Envy Is a Despicable Thing

October 21, 2024

By Su Can, China

In June of 2021, I began training in watering newcomers. I knew I had a lot of inadequacies, so I’d often pray to God and dedicated myself to eating and drinking God’s words. After a little while, I came to understand some of the truth principles and was able to shed a bit of light on issues in my fellowship. My brothers and sisters all said I fellowshipped really well. Despite saying, “Thanks be to God! This was all God’s enlightenment,” I felt quite pleased with myself inside. I was always the most visible member at each gathering and the others all looked up to me—this gave me even greater enthusiasm to do my duty actively. Later on, I was paired up with Brother Xiang Ming. He was new to the faith and was still lacking when it came to fellowshipping the truth, so it was quite difficult for him when he first started training to water newcomers, but he was dedicated to pursuing the truth and progressed quickly. He was also a very straightforward kind of guy and would open up and lay himself bare when revealing his corruption, and he focused on seeking the truth and reflecting on knowing himself when he ran into issues. The brothers and sisters all judged him to be someone who pursued the truth. When I observed this, I felt a bit threatened: “Xiang Ming is such a go-getter—if this keeps up, he’ll catch up to me in no time. Then who will look up to me? This won’t do, I’ve got to quickly arm myself with truth. I can’t let him surpass me.” After that, I worked even harder than before.

One time, Xiang Ming said to me: “I’ve come to understand many truths while performing my duty alongside the brothers and sisters, and I feel so happy and liberated. I would really like to quit my job and start doing my duty full-time, but there are a few obstacles standing in the way and I’m not sure how to proceed.” When I heard this, I immediately thought: “If he starts performing his duty full-time, he’ll progress even faster and catch up with me in no time. What will I do if others start looking up to him and I get left behind? It would be better if he waited a little longer before quitting his job.” So I said to him: “We must practice submitting and waiting. Pray to God and He will prepare an opportune moment for you.” However, as soon as I said this, I felt a bit guilty. I thought: “Aren’t I intentionally obstructing Xiang Ming from pursuing the truth?” But I was still worried that he might threaten my status, so I didn’t say anything else. After that, Xiang Ming was able to resolve his issues by relying on God and quit his job just a week later. When I heard about this, not only wasn’t I happy for Xiang Ming, I actually felt a bit dejected. Because I was worried that Xiang Ming would steal my thunder, I held back certain things when partnering with him. When I saw certain passages of God’s words relevant to his state during devotionals, I wouldn’t share them with him as I had in the past. When he came to me with questions about problems he was having, I wouldn’t share all my insights with him, thinking: “It took me two years just to gain these few insights. If I tell him everything, he’ll progress too quickly and all the brothers and sisters will look up to him. What will I do if that happens?” After some time, Xiang Ming and I became less close. We stopped speaking as freely with each other and no longer helped each other out. Apart from when we had to in our duties, we rarely interacted. My state got a little worse and I didn’t get any clear sense of enlightenment when eating and drinking God’s words. At the time, however, I didn’t realize there was anything wrong with my state and didn’t come before God to seek and reflect.

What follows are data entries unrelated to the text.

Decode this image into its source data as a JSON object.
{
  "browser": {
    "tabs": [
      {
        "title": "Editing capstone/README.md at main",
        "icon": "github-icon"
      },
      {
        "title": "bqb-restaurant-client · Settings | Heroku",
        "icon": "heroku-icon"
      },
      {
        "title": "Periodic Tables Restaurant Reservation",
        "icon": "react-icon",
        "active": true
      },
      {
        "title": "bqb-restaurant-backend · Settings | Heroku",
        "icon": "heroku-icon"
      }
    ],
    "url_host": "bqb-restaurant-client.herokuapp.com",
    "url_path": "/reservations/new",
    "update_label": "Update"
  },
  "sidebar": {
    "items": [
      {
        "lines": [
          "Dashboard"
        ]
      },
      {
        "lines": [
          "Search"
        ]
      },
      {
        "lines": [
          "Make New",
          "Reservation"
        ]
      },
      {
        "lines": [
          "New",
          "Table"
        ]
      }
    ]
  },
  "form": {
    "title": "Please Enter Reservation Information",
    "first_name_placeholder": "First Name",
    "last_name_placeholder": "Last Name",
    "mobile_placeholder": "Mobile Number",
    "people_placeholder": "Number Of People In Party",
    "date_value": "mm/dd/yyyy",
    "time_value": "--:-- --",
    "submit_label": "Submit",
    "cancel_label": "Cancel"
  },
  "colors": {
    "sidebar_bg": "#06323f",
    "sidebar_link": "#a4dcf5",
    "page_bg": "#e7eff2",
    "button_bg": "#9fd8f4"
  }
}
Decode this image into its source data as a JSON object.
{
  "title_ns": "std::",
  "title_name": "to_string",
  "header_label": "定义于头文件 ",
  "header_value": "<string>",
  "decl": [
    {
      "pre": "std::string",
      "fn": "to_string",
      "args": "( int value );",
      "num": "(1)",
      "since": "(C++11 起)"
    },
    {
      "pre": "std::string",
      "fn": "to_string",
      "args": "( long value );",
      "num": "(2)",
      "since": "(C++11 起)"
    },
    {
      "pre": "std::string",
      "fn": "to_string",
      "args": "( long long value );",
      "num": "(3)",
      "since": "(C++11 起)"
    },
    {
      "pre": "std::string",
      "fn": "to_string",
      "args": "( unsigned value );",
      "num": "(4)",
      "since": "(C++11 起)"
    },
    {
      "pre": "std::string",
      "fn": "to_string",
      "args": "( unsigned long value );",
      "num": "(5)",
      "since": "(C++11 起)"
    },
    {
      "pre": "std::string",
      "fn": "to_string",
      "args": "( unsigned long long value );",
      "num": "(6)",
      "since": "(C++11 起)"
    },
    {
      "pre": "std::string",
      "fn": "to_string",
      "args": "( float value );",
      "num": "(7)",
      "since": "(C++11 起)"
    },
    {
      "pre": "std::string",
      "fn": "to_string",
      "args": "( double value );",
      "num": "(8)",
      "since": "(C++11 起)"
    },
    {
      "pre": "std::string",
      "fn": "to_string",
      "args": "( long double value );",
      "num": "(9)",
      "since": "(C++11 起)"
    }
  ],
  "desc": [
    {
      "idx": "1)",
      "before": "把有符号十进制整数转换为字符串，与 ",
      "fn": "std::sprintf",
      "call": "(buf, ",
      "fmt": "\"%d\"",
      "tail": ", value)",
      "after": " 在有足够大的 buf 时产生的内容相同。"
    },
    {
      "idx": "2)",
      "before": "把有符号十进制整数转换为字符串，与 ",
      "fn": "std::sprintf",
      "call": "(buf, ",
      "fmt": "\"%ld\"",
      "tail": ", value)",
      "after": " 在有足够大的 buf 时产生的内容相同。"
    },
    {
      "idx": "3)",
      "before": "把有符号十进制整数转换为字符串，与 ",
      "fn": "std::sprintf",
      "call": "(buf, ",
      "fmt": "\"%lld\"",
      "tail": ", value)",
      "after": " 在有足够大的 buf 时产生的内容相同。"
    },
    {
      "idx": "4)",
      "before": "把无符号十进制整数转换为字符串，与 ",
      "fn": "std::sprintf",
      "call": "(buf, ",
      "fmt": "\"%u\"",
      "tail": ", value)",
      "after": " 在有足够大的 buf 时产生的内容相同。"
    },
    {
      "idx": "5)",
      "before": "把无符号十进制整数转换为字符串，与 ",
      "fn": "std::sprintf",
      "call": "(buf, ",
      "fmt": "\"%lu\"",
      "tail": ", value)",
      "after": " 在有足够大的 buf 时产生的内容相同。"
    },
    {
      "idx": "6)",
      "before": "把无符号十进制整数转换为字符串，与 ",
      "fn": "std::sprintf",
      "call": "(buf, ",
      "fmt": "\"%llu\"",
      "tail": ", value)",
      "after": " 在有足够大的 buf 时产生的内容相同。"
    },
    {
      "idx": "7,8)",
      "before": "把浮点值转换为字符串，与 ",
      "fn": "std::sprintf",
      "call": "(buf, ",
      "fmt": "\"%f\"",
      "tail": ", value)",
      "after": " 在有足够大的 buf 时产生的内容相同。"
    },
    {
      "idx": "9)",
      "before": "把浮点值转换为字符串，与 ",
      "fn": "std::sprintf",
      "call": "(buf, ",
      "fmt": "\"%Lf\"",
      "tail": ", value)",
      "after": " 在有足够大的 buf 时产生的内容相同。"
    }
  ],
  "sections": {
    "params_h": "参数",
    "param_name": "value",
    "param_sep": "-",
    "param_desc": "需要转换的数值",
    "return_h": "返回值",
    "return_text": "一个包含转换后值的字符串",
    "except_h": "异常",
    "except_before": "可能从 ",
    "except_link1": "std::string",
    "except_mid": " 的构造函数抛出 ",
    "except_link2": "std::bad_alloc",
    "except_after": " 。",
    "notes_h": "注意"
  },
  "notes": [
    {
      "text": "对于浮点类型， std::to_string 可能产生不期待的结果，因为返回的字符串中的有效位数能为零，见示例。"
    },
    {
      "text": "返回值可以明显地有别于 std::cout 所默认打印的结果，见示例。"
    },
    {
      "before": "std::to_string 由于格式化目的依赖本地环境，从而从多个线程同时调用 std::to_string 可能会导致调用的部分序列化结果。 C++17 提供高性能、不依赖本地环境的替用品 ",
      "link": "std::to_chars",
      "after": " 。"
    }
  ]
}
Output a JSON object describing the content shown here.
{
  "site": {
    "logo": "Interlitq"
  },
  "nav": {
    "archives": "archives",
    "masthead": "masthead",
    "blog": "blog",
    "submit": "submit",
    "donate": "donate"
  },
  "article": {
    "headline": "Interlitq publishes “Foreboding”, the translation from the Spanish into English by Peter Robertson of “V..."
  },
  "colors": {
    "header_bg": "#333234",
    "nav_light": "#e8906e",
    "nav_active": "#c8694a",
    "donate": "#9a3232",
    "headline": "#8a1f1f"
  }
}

Later on, due to the requirements of the work, Xiang Ming and I had to split up and water newcomers separately. When I heard we’d be splitting up, I secretly rejoiced: “Going forward, I won’t have to prepare content for gatherings with him anymore. Naturally, without my help he won’t progress as quickly. I just need to keep at it, improve my results and not let him catch up with me. Everyone will see that he’s incompetent and all the effort he puts in will just be in vain.” One time, after a gathering, Xiang Ming and I were chatting about how our gatherings were going with newcomers as we walked back home. He said he was feeling really down because some of the newcomers he was responsible for wouldn’t attend gatherings and he’d been unable to water them effectively. When I heard that, I thought: “He is having some issues and is becoming negative, I must help him right away.” But at the same time, I also secretly felt quite happy, thinking: “My gathering went quite well today, and the leader said I had fellowshipped really well.” Xiang Ming then asked me how my gathering had gone. I realized that if I told him it had gone well, he would just become more negative, but I just couldn’t help showing off a little bit. I wanted to show him how much further ahead of him I was and put a damper on his morale. So, in a self-satisfied tone, I told him, “My gathering went very well, actually.” When Xiang Ming heard that, he seemed to look even more depressed and didn’t say anything else. When I saw his dejected expression, I felt a bit guilty and thought: “Why couldn’t I just keep my mouth shut? Won’t this impact Xiang Ming’s enthusiasm for his work? That was just awful of me!” When we got home, we fellowshipped a bit more, but Xiang Ming’s state still didn’t improve. I thought: “I fellowshipped with him as best as I could, so it’s not my problem if his state is still poor.”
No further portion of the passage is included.